The location insertion parameters work in a very similar way to the keyword insertion, so most advertisers will already be familiar with the structure.
For example, you could write this advert with location specific parameters:
Trainers in {lb.city:London}
Nike and Adidas Trainers!
Call {lb.telephone: 02000 000000} to order
www.trainers.com/{lb.city:London}
If you have set up a store – e.g. St Albans – in your Places account, and if someone from St Albans is searching for trainers and the advert shows, it should look like this:
Trainers in St Albans
Nike and Adidas Trainers!
Call 02000 123456 to order
www.trainers.com/StAlbans
If someone searches for trainers in a location where you don’t have a store, they see the generic London advert:
Trainers in London
Nike and Adidas Trainers!
Call 02000 000000 to order
www.trainers.com/London
How to Implement Dynamic Location Insertion:
There is a short process to go through to enable this in your account, so here’s the quickest way to do it:
1) Enable location extensions – you can either link Adwords directly to a Google places account and draw all your pre-defined business addresses into Adwords in one go, or manually add each business location in Adwords. If you don’t have one, I would advise setting up a Places account as it helps with organic listings too and is reusable.

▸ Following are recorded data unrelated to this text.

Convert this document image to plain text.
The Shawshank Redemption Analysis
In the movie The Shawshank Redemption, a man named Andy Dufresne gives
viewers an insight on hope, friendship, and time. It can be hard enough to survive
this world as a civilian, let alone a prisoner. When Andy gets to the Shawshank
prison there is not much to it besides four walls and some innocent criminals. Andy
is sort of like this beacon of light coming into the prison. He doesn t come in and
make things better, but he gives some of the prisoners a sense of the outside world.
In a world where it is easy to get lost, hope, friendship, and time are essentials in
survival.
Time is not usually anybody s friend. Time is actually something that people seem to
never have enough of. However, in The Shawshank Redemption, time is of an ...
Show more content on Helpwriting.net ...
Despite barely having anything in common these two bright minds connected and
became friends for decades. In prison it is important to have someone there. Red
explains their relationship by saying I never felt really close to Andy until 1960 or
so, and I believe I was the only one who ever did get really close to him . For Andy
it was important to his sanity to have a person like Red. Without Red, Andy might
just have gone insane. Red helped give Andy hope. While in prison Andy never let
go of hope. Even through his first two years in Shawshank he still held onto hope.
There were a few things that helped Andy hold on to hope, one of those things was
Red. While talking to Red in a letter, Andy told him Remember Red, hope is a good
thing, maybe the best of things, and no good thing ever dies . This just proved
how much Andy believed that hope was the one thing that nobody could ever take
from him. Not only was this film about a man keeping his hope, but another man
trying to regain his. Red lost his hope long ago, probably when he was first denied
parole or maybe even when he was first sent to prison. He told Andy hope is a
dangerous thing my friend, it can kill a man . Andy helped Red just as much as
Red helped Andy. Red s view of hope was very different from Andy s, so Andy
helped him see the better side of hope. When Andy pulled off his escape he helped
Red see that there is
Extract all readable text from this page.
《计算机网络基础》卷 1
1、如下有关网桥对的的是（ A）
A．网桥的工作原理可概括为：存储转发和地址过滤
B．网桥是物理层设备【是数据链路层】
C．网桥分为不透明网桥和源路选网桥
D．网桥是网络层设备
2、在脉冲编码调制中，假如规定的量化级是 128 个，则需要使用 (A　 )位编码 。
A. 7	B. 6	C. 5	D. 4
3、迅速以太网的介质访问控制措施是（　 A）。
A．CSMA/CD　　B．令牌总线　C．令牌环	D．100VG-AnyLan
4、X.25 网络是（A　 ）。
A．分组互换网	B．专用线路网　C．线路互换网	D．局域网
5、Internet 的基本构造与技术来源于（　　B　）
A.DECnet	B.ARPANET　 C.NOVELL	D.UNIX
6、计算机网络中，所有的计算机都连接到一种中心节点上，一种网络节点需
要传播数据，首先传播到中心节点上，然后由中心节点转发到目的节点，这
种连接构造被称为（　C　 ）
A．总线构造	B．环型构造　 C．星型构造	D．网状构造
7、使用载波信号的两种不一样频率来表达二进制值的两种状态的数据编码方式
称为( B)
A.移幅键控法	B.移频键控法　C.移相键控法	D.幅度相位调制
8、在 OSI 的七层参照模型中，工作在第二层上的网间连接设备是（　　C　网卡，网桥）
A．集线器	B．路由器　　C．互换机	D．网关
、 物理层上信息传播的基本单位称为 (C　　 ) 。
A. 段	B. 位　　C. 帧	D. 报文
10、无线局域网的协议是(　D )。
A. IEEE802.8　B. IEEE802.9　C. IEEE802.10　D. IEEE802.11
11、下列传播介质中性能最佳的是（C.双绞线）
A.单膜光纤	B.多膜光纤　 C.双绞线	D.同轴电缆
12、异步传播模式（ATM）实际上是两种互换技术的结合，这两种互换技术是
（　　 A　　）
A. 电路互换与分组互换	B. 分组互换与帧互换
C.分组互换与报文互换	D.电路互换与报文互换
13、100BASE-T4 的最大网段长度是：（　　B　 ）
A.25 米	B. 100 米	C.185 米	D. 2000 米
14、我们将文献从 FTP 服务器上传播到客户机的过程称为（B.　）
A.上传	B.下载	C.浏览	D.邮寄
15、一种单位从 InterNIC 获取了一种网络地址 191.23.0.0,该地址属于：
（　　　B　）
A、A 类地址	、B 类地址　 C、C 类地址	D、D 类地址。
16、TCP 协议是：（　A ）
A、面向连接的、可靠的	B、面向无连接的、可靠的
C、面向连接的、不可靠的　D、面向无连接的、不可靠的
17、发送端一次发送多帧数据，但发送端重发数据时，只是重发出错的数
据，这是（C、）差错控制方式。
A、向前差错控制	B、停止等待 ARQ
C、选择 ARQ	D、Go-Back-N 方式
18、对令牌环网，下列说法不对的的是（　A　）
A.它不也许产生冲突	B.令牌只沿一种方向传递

2) Build your dynamic adverts – using the three parameters above. The same rules apply as for dynamic keyword insertion, i.e. don’t make the resulting advert so long that it won’t show up.
3) Filtering
If a Google Places account has a lot of business locations, you need to use filters to ensure only the relevant addresses show.
For example:
You have a range of stores, but they don’t all sell the same things, i.e. if you sold trainers & clothes in most stores, but some of your stores only sold clothes. This involves a bit more set-up time, but it’s the only way to ensure the campaign runs properly. Create separate campaigns for the categories – continuing the example above, we will have trainers and clothing as two separate campaigns.
In the trainers campaign:
Check the filter box in the advert extensions and use the category filter. This should reflect the categories you have set up in Google Places.
This will ensure that only stores tagged as having trainers are able to show in your advert!
Get in touch with your thoughts on this, or leave a comment below.




Good post. I have one question, how do you passed the parameter through to the website? Like the DKI you can pass the keyword through to your website, can this be done in the same way? I know AdWords have this linked in with Google+ (places) and pulls the city and phone number from the location Extensions. Is there a URL parameter such as ?lb={city}&lb={telephone} what will pull the location and the phone number from the advert. I know it’s a long shot.